"THE OXFORD BOOK OF CAROLS" IS THE MOST FAMOUS AND THE MOST COMPLETE OF ALL CAROL COLLECTIONS."
It contains 197 carols, most of which are for the Christmas season, but some are for Passiontide or Easter, or for other seasons of the year. All but thirty have traditional carol tunes, mostly with traditional carol texts. The remainder have music by 19th-or 20th-century composers, including such famous carols as Holst's 'In the Bleak Midwinter' and 'Lullay my liking', Cornelius's 'Three Kings from Persian lands afar' and Tchaikovsky's 'The Crown of Roses'(one of my personal favorites).
Percy Dearmer edited the words and Martin Shaw and Ralph Vaughan Williams the music. Vaughan Williams also composed four carols and collected a number of folk carols.

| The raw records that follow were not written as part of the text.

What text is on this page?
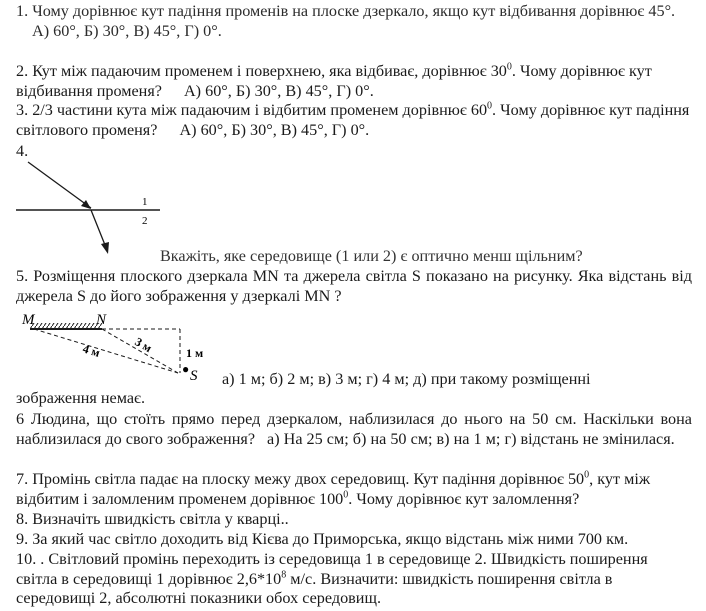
1. Чому дорівнює кут падіння променів на плоске дзеркало, якщо кут відбивання дорівнює 45°.
А) 60°, Б) 30°, В) 45°, Г) 0°.
2. Кут між падаючим променем і поверхнею, яка відбиває, дорівнює $30^0$. Чому дорівнює кут відбивання променя? А) 60°, Б) 30°, В) 45°, Г) 0°.
3. 2/3 частини кута між падаючим і відбитим променем дорівнює $60^0$. Чому дорівнює кут падіння світлового променя? А) 60°, Б) 30°, В) 45°, Г) 0°.
4.
1
2
Вкажіть, яке середовище (1 или 2) є оптично менш щільним?
5. Розміщення плоского дзеркала MN та джерела світла S показано на рисунку. Яка відстань від джерела S до його зображення у дзеркалі MN ?
M	N
● S
3 м
4 м	1 м
а) 1 м; б) 2 м; в) 3 м; г) 4 м; д) при такому розміщенні
зображення немає.
6 Людина, що стоїть прямо перед дзеркалом, наблизилася до нього на 50 см. Наскільки вона наблизилася до свого зображення? а) На 25 см; б) на 50 см; в) на 1 м; г) відстань не змінилася.
7. Промінь світла падає на плоску межу двох середовищ. Кут падіння дорівнює $50^0$, кут між відбитим і заломленим променем дорівнює $100^0$. Чому дорівнює кут заломлення?
8. Визначіть швидкість світла у кварці..
9. За який час світло доходить від Кієва до Приморська, якщо відстань між ними 700 км.
10. . Світловий промінь переходить із середовища 1 в середовище 2. Швидкість поширення світла в середовищі 1 дорівнює $2,6*10^8$ м/с. Визначити: швидкість поширення світла в середовищі 2, абсолютні показники обох середовищ.
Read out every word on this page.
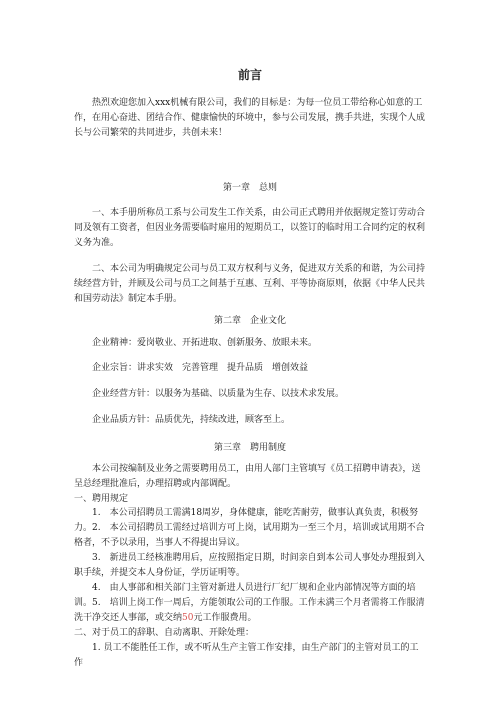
前言

热烈欢迎您加入xxx机械有限公司，我们的目标是：为每一位员工带给称心如意的工作，在用心奋进、团结合作、健康愉快的环境中，参与公司发展，携手共进，实现个人成长与公司繁荣的共同进步，共创未来！

第一章　总则

一、本手册所称员工系与公司发生工作关系，由公司正式聘用并依据规定签订劳动合同及领有工资者，但因业务需要临时雇用的短期员工，以签订的临时用工合同约定的权利义务为准。

二、本公司为明确规定公司与员工双方权利与义务，促进双方关系的和谐，为公司持续经营方针，并顾及公司与员工之间基于互惠、互利、平等协商原则，依据《中华人民共和国劳动法》制定本手册。

第二章　企业文化

企业精神：爱岗敬业、开拓进取、创新服务、放眼未来。

企业宗旨：讲求实效　完善管理　提升品质　增创效益

企业经营方针：以服务为基础、以质量为生存、以技术求发展。

企业品质方针：品质优先，持续改进，顾客至上。

第三章　聘用制度

本公司按编制及业务之需要聘用员工，由用人部门主管填写《员工招聘申请表》，送呈总经理批准后，办理招聘或内部调配。

一、聘用规定

1.　本公司招聘员工需满18周岁，身体健康，能吃苦耐劳，做事认真负责，积极努力。 2.　本公司招聘员工需经过培训方可上岗，试用期为一至三个月，培训或试用期不合格者，不予以录用，当事人不得提出异议。

3.　新进员工经核准聘用后，应按照指定日期，时间亲自到本公司人事处办理报到入职手续，并提交本人身份证，学历证明等。

4.　由人事部和相关部门主管对新进人员进行厂纪厂规和企业内部情况等方面的培训。 5.　培训上岗工作一周后，方能领取公司的工作服。工作未满三个月者需将工作服清洗干净交还人事部，或交纳50元工作服费用。

二、对于员工的辞职、自动离职、开除处理：

1. 员工不能胜任工作，或不听从生产主管工作安排，由生产部门的主管对员工的工作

Carols are songs with a religious impulse that are simple, hilarious, popular and modern. But there is considerable variance among them; some are narrative, some dramatic, some personal and a few are secular. The typical carol expresses common emotions of ordinary people in language that can be understood with music that is shared by all. The tunes in this book are real carol tunes set to appropriate harmony, preserving the freshness and buoyancy of the true carol.
There are five parts in this book that I now list for your convenience: PART ONE: Traditional Carols with tunes proper to them; Nos 1-72 English, Welsh and Irish - Nos 73-113 foreign carols with word translations. PART TWO: Traditional carol tunes set to other traditional or old texts nos 114-132. PART THREE: Modern texts written for or adapted to traditional tunes nos 133-167. PART FOUR: Traditional carols set to tunes by modern composers nos 168-185. PART FIVE: Carols by modern writers and composers nos 186-197.
The carols are arranged in the index for use throughout the Church Year either by the first line of the song (Italics) or the title. There is also a separate index with just the titles alphabetically arranged. There is no doubt that many of these carols might not be as familiar to Americans as to the British from whence this book came, and possibly more familiar to Europeans. However, it is a good opportunity for all to pick up on some very attractive tunes that we might learn to enjoy. This really is an exceptional book both musically and historically for the information is extensive, well organized and most informative. The arrangements are in four-part harmony and certainly very singable and playable by the average singer or pianist.